An always-on, on-device visual interpreter for blind and low-vision users — built for the DEV.to "Build with Gemma 4" challenge.

License: Apache 2.0 Platform Model Privacy


Pitch

A phone worn on a lanyard becomes the user's "eyes." The rear camera is always on; the gyroscope watches for motion. When the user stops walking, AccessLens describes what's in front of them. When a friend whose face has been enrolled walks into frame, the phone says their name. When the user wants to read what's in front of them, they press Volume Up; for a richer description of the room, Volume Down. Bluetooth bone-conduction headphones carry the audio — the user's ears stay free for the world.
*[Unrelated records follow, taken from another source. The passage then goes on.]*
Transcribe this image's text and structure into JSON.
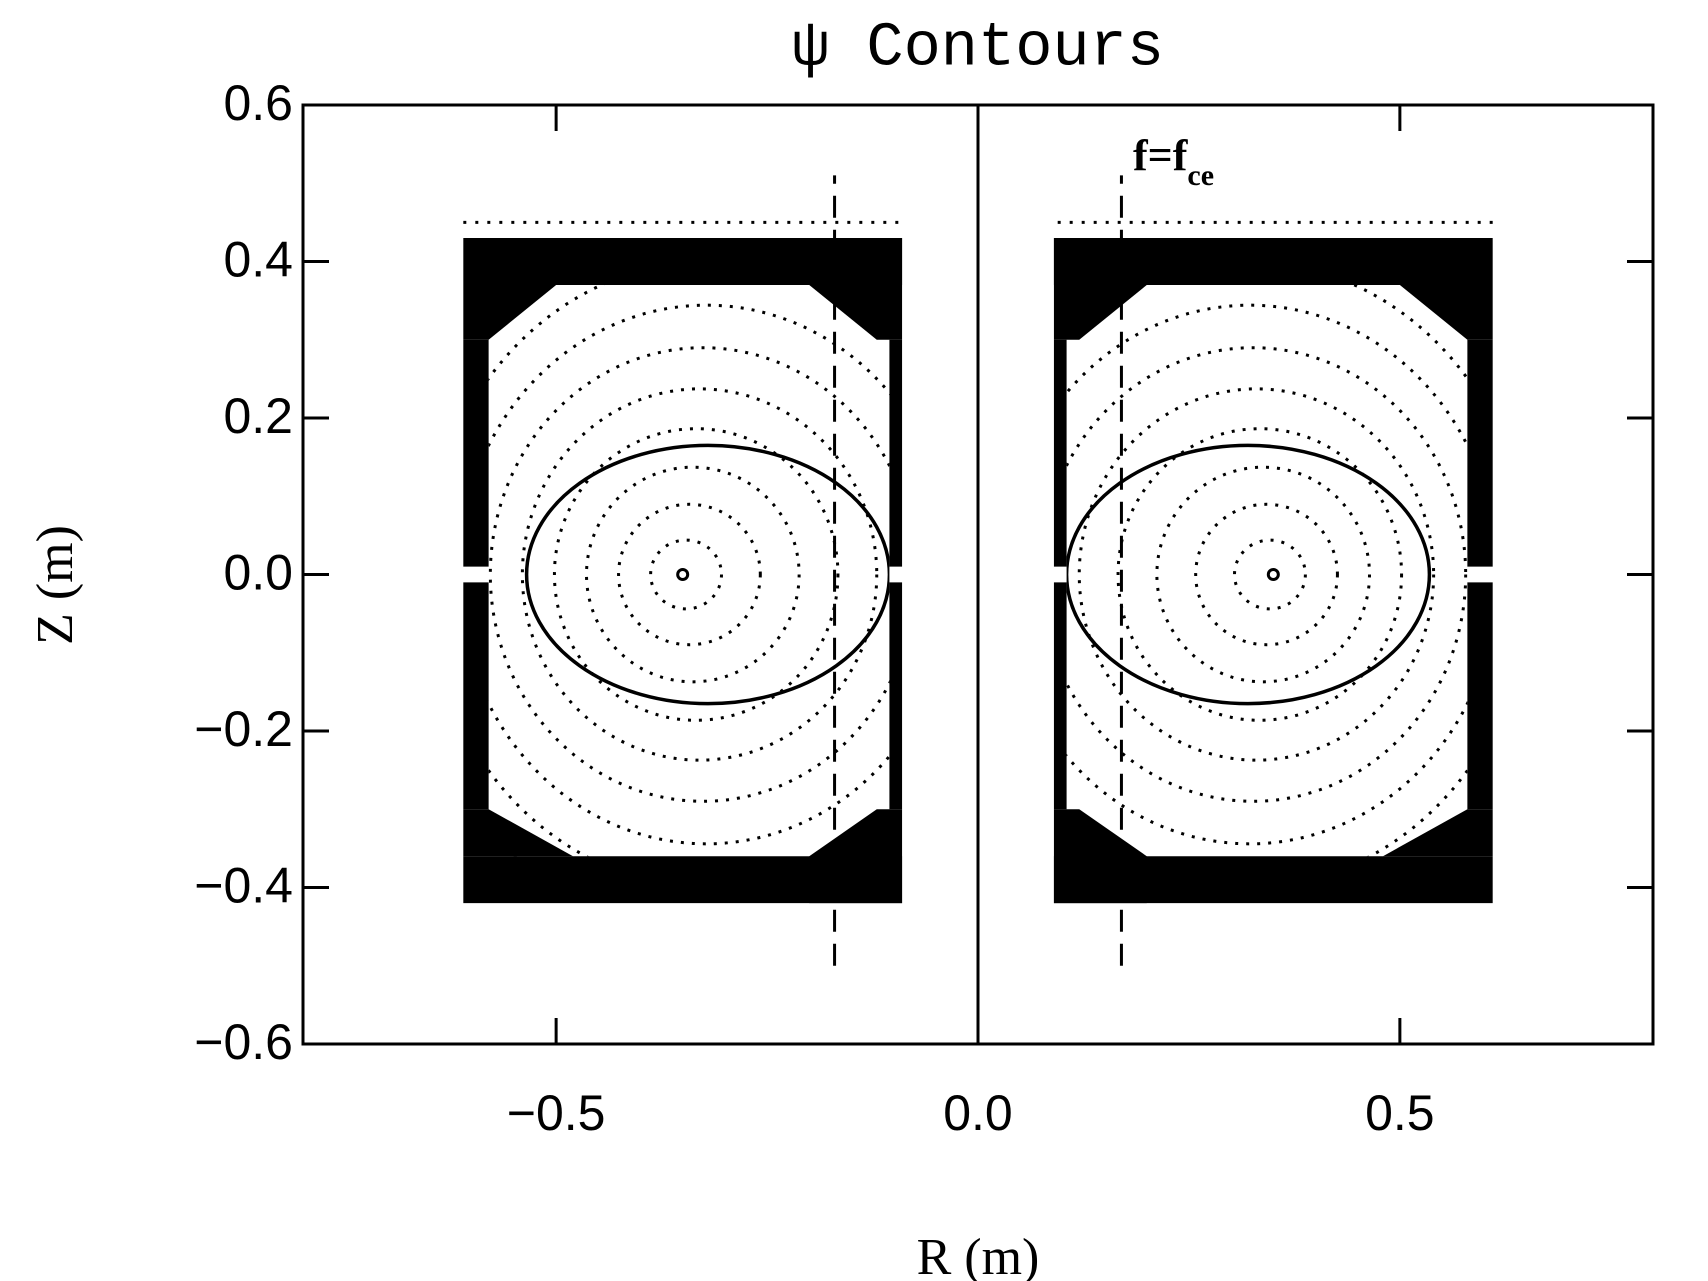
{
  "chart_data": {
    "type": "contour",
    "title": "ψ  Contours",
    "xlabel": "R (m)",
    "ylabel": "Z (m)",
    "annotation": {
      "text": "f=f",
      "subscript": "ce"
    },
    "xlim": [
      -0.8,
      0.8
    ],
    "ylim": [
      -0.6,
      0.6
    ],
    "xticks": [
      {
        "value": -0.5,
        "label": "−0.5"
      },
      {
        "value": 0,
        "label": "0.0"
      },
      {
        "value": 0.5,
        "label": "0.5"
      }
    ],
    "yticks": [
      {
        "value": -0.6,
        "label": "−0.6"
      },
      {
        "value": -0.4,
        "label": "−0.4"
      },
      {
        "value": -0.2,
        "label": "−0.2"
      },
      {
        "value": 0,
        "label": "0.0"
      },
      {
        "value": 0.2,
        "label": "0.2"
      },
      {
        "value": 0.4,
        "label": "0.4"
      },
      {
        "value": 0.6,
        "label": "0.6"
      }
    ],
    "resonance_r": [
      -0.17,
      0.17
    ],
    "resonance_z": [
      -0.5,
      0.51
    ],
    "magnetic_axis_r": [
      -0.35,
      0.35
    ],
    "magnetic_axis_z": 0,
    "color": "#000000"
  }
}
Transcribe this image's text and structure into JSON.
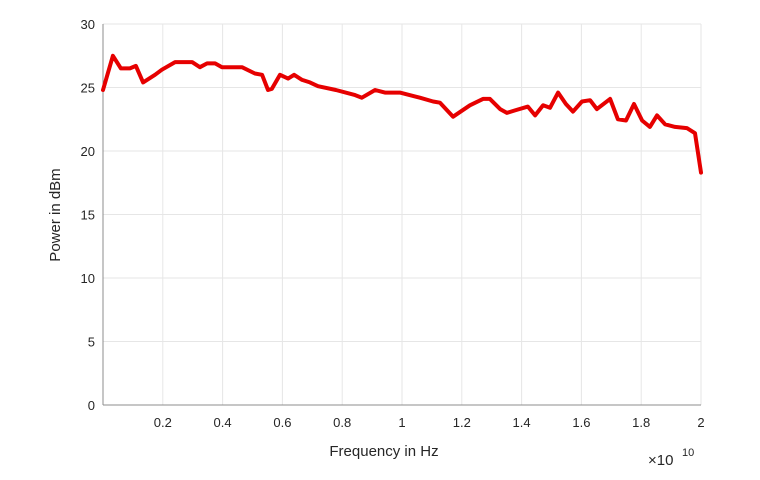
{
  "chart_data": {
    "type": "line",
    "title": "",
    "xlabel": "Frequency in Hz",
    "ylabel": "Power in dBm",
    "x_multiplier_label": "×",
    "x_multiplier_base": "10",
    "x_multiplier_exp": "10",
    "xlim": [
      0,
      2
    ],
    "ylim": [
      0,
      30
    ],
    "grid": true,
    "xticks": [
      0.2,
      0.4,
      0.6,
      0.8,
      1,
      1.2,
      1.4,
      1.6,
      1.8,
      2
    ],
    "xtick_labels": [
      "0.2",
      "0.4",
      "0.6",
      "0.8",
      "1",
      "1.2",
      "1.4",
      "1.6",
      "1.8",
      "2"
    ],
    "yticks": [
      0,
      5,
      10,
      15,
      20,
      25,
      30
    ],
    "ytick_labels": [
      "0",
      "5",
      "10",
      "15",
      "20",
      "25",
      "30"
    ],
    "series": [
      {
        "name": "Power",
        "color": "#e60000",
        "x": [
          0,
          0.033,
          0.06,
          0.09,
          0.11,
          0.134,
          0.174,
          0.197,
          0.241,
          0.274,
          0.298,
          0.324,
          0.348,
          0.375,
          0.398,
          0.441,
          0.465,
          0.508,
          0.532,
          0.552,
          0.565,
          0.592,
          0.619,
          0.639,
          0.666,
          0.692,
          0.719,
          0.779,
          0.843,
          0.866,
          0.91,
          0.943,
          0.993,
          1.043,
          1.06,
          1.104,
          1.127,
          1.171,
          1.227,
          1.271,
          1.294,
          1.328,
          1.351,
          1.378,
          1.421,
          1.445,
          1.472,
          1.495,
          1.522,
          1.548,
          1.572,
          1.602,
          1.629,
          1.652,
          1.696,
          1.722,
          1.749,
          1.776,
          1.803,
          1.829,
          1.853,
          1.88,
          1.913,
          1.953,
          1.98,
          2.0
        ],
        "y": [
          24.8,
          27.5,
          26.5,
          26.5,
          26.7,
          25.4,
          26.0,
          26.4,
          27.0,
          27.0,
          27.0,
          26.6,
          26.9,
          26.9,
          26.6,
          26.6,
          26.6,
          26.1,
          26.0,
          24.8,
          24.9,
          26.0,
          25.7,
          26.0,
          25.6,
          25.4,
          25.1,
          24.8,
          24.4,
          24.2,
          24.8,
          24.6,
          24.6,
          24.3,
          24.2,
          23.9,
          23.8,
          22.7,
          23.6,
          24.1,
          24.1,
          23.3,
          23.0,
          23.2,
          23.5,
          22.8,
          23.6,
          23.4,
          24.6,
          23.7,
          23.1,
          23.9,
          24.0,
          23.3,
          24.1,
          22.5,
          22.4,
          23.7,
          22.4,
          21.9,
          22.8,
          22.1,
          21.9,
          21.8,
          21.4,
          18.3
        ]
      }
    ]
  }
}
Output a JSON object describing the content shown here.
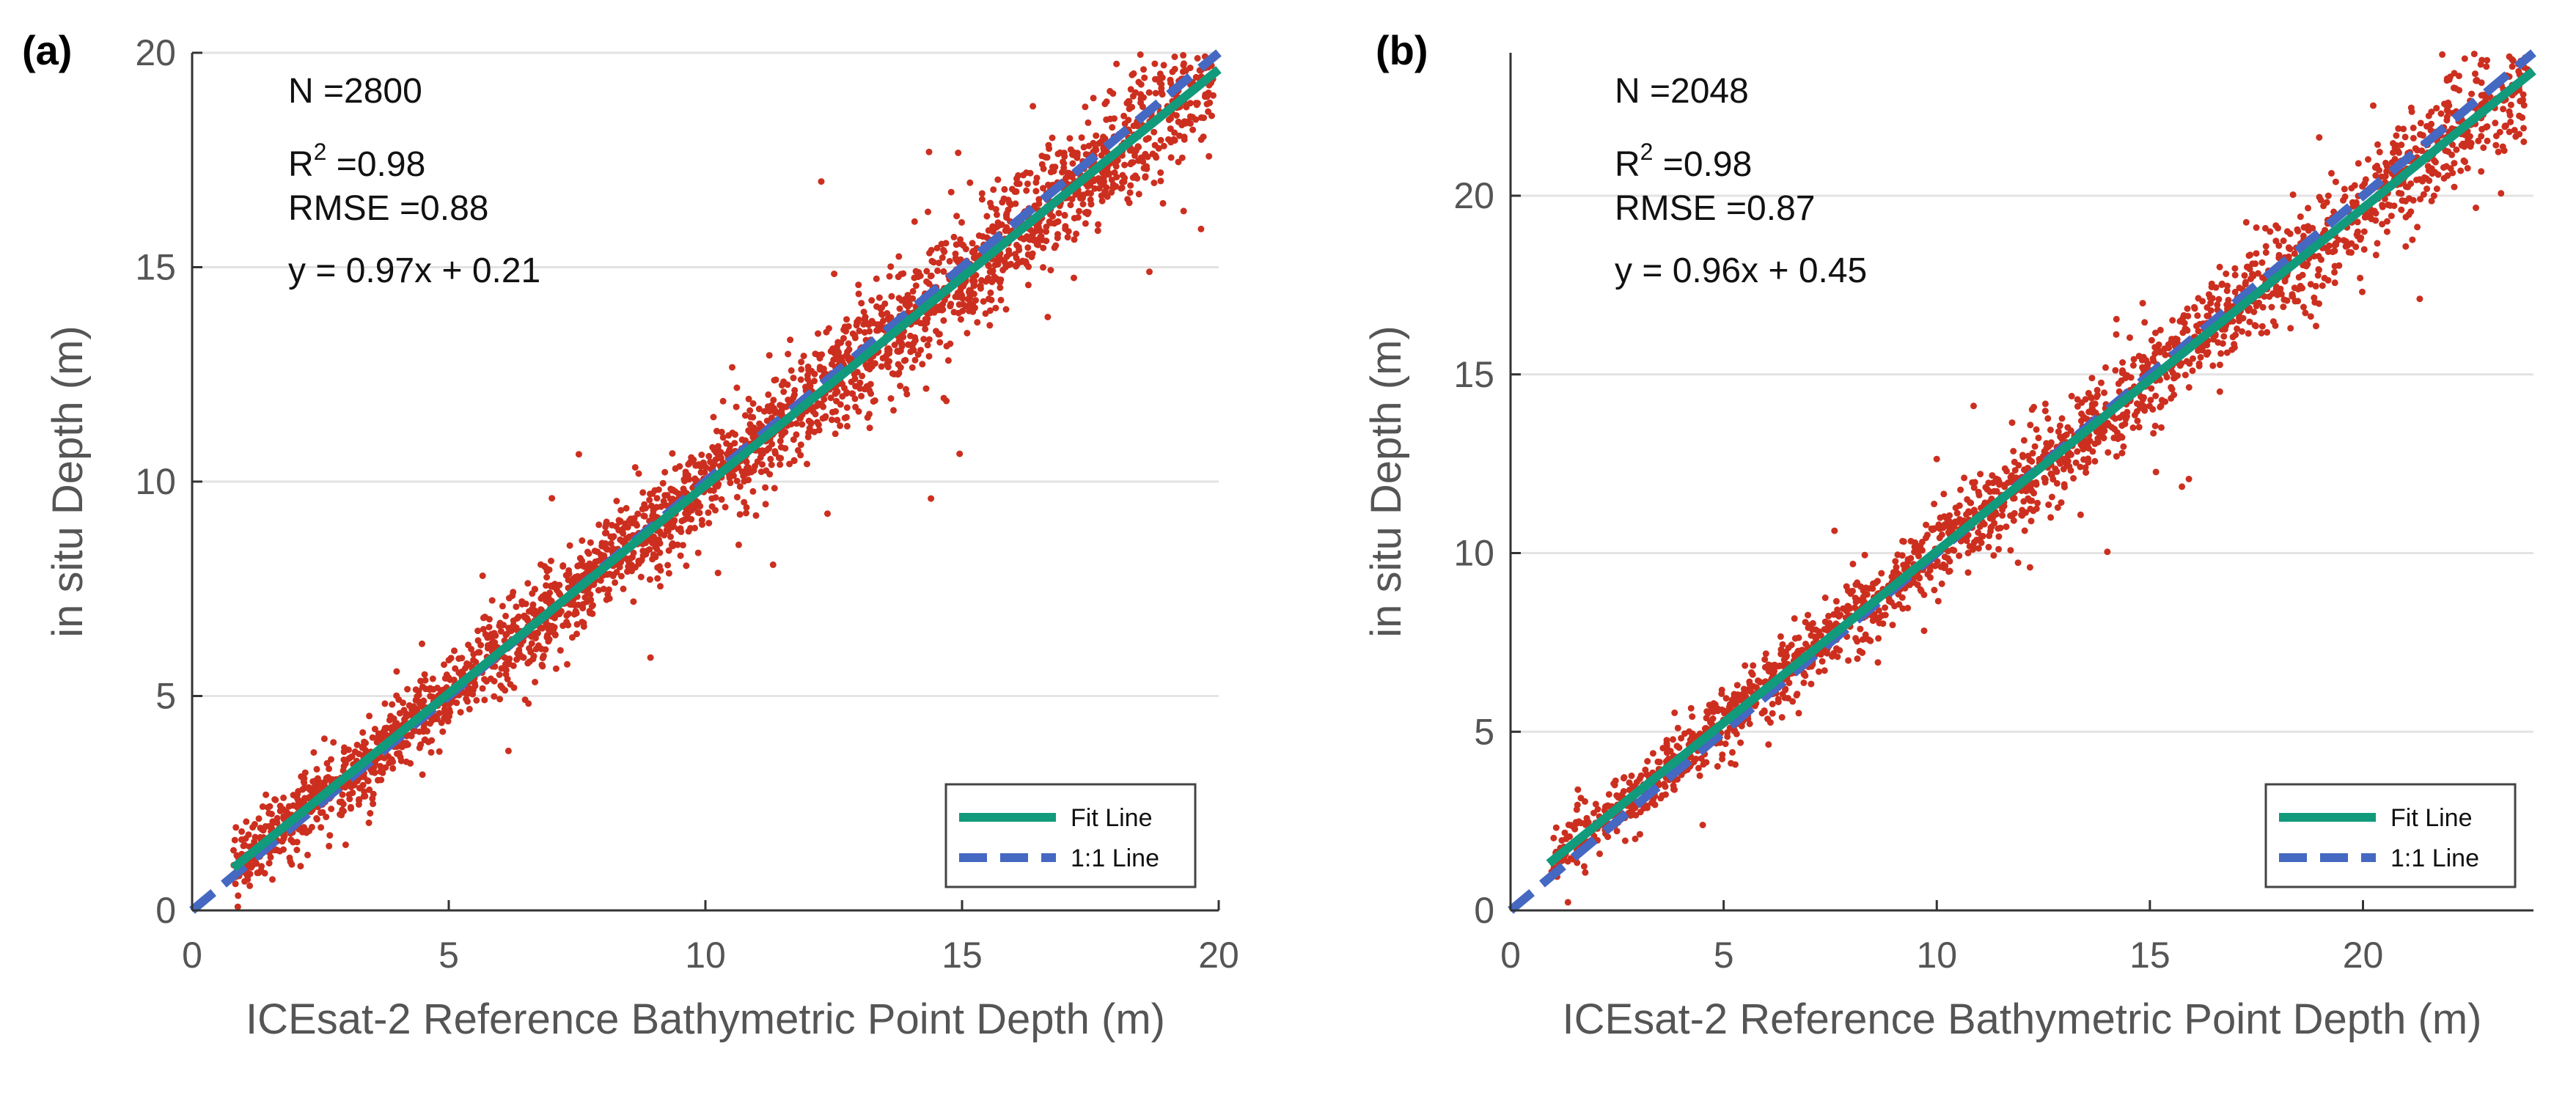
{
  "chart_data": [
    {
      "type": "scatter",
      "panel_label": "(a)",
      "xlabel": "ICEsat-2 Reference Bathymetric Point Depth (m)",
      "ylabel": "in situ Depth (m)",
      "xlim": [
        0,
        20
      ],
      "ylim": [
        0,
        20
      ],
      "xticks": [
        "0",
        "5",
        "10",
        "15",
        "20"
      ],
      "yticks": [
        "0",
        "5",
        "10",
        "15",
        "20"
      ],
      "grid": true,
      "stats": {
        "n": "N =2800",
        "r2_prefix": "R",
        "r2_sup": "2",
        "r2_suffix": " =0.98",
        "rmse": "RMSE =0.88",
        "equation": "y = 0.97x + 0.21"
      },
      "fit": {
        "slope": 0.97,
        "intercept": 0.21,
        "x_start": 0.8,
        "x_end": 20
      },
      "one_to_one": {
        "x_start": 0,
        "x_end": 20
      },
      "n_points": 2800,
      "legend": {
        "position": "bottom-right",
        "fit_label": "Fit Line",
        "one_label": "1:1 Line"
      },
      "colors": {
        "points": "#cc2f1f",
        "fit": "#119a7b",
        "one": "#4568c2"
      }
    },
    {
      "type": "scatter",
      "panel_label": "(b)",
      "xlabel": "ICEsat-2 Reference Bathymetric Point Depth (m)",
      "ylabel": "in situ Depth (m)",
      "xlim": [
        0,
        24
      ],
      "ylim": [
        0,
        24
      ],
      "xticks": [
        "0",
        "5",
        "10",
        "15",
        "20"
      ],
      "yticks": [
        "0",
        "5",
        "10",
        "15",
        "20"
      ],
      "grid": true,
      "stats": {
        "n": "N =2048",
        "r2_prefix": "R",
        "r2_sup": "2",
        "r2_suffix": " =0.98",
        "rmse": "RMSE =0.87",
        "equation": "y = 0.96x + 0.45"
      },
      "fit": {
        "slope": 0.96,
        "intercept": 0.45,
        "x_start": 0.9,
        "x_end": 24
      },
      "one_to_one": {
        "x_start": 0,
        "x_end": 24
      },
      "n_points": 2048,
      "legend": {
        "position": "bottom-right",
        "fit_label": "Fit Line",
        "one_label": "1:1 Line"
      },
      "colors": {
        "points": "#cc2f1f",
        "fit": "#119a7b",
        "one": "#4568c2"
      }
    }
  ]
}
What separates AccessLens from existing apps like Be My Eyes, Seeing AI, and Envision is persistent on-device memory + 100% on-device inference. Existing tools are stateless and cloud-bound. AccessLens runs Gemma 4 E2B locally via LiteRT-LM, encrypts…

Apache 2.0. The repo includes the full Kotlin/Compose source, the encryption self-test, the nightly compression WorkManager job, and a README documenting which file enforces each of the six privacy invariants.

Reference implementation that taught me the LiteRT-LM API: google-ai-edge/gallery — adapted patterns are cited inline in inference/LiteRtLmRuntime.kt.

How I Used Gemma 4

Model: Gemma 4 E2B (litert-community/gemma-4-E2B-it-litert-lm, ~2.59 GB int4), loaded once at service start via LiteRT-LM 0.12.0 with Backend.GPU() for the vision adapter. Three reasons E2B was the right fit:

  1. Multimodal in one model, on-device. Image input goes in as Content.ImageBytes, text as Content.Text, in that order (per the Gallery's "for accurate last token" comment), all through one Engine.generate call. No separate vision encoder + decoder to stitch, no second model to keep resident. That fits the latency budget and the memory budget on Pixel-class 8 GB RAM.

  2. E2B is the smallest competent multimodal Gemma 4. It fits in RAM alongside MediaPipe FaceLandmarker, a CameraX pipeline, and the Compose UI without OOM-ing on a Pixel 8. I prototyped against E4B (the brief's "quality path") and measured the latency lift on one-sentence scene descriptions — not worth doubling the prefill cost for a use case where the user is waiting in real time, lanyard-mounted, with no screen feedback. The architecture is parametric on the model path (InferenceRuntime.load(modelPath, Modality)), so a future LONG-press branch could swap to E4B in one line. I documented the tradeoff in the README and shipped E2B for all three gestures.

  3. Gemma is the only practical way to do nightly memory compression on-device. The 03:00 CompressionWorker calls Gemma in JSON mode to compress the day's SessionEvent rows into a single DailySummary, and on Sundays into a WeeklyMemory. That's a real LLM task — extracting persistent facts, deduplicating recurring observations, distinguishing "the blue mug is mine" from "I saw a blue mug today" — and it has to happen without a network. E2B handles it in under a minute per day on Tensor G3 while the phone is on the charger.

Two production fixes the brief didn't cover, in case they help someone else:

  • The LiteRT-LM Android artifact must be 0.12.0 or later — 0.11.0 fails vision init inside vision_litert_compiled_model_executor.cc:273 on Tensor G3.
  • AndroidManifest needs <uses-native-library> declarations for libOpenCL.so, libOpenCL-car.so, libOpenCL-pixel.so (all android:required="false"). Without them, Android 12+ silently denies GPU OpenCL access and the vision backend fails to initialize. Documented at ai.google.dev/edge/litert-lm/android.

The thing I'm proudest of: when you uninstall AccessLens, the KeyStore wrapping key is destroyed with it. The encrypted DB on disk becomes cryptographically unrecoverable. The user can throw the phone away and their memories — kitchen layout, friends' faces, places they've been — go with it. That's what on-device privacy is supposed to mean, and Gemma 4 + LiteRT-LM made it possible without compromising the assistant on quality.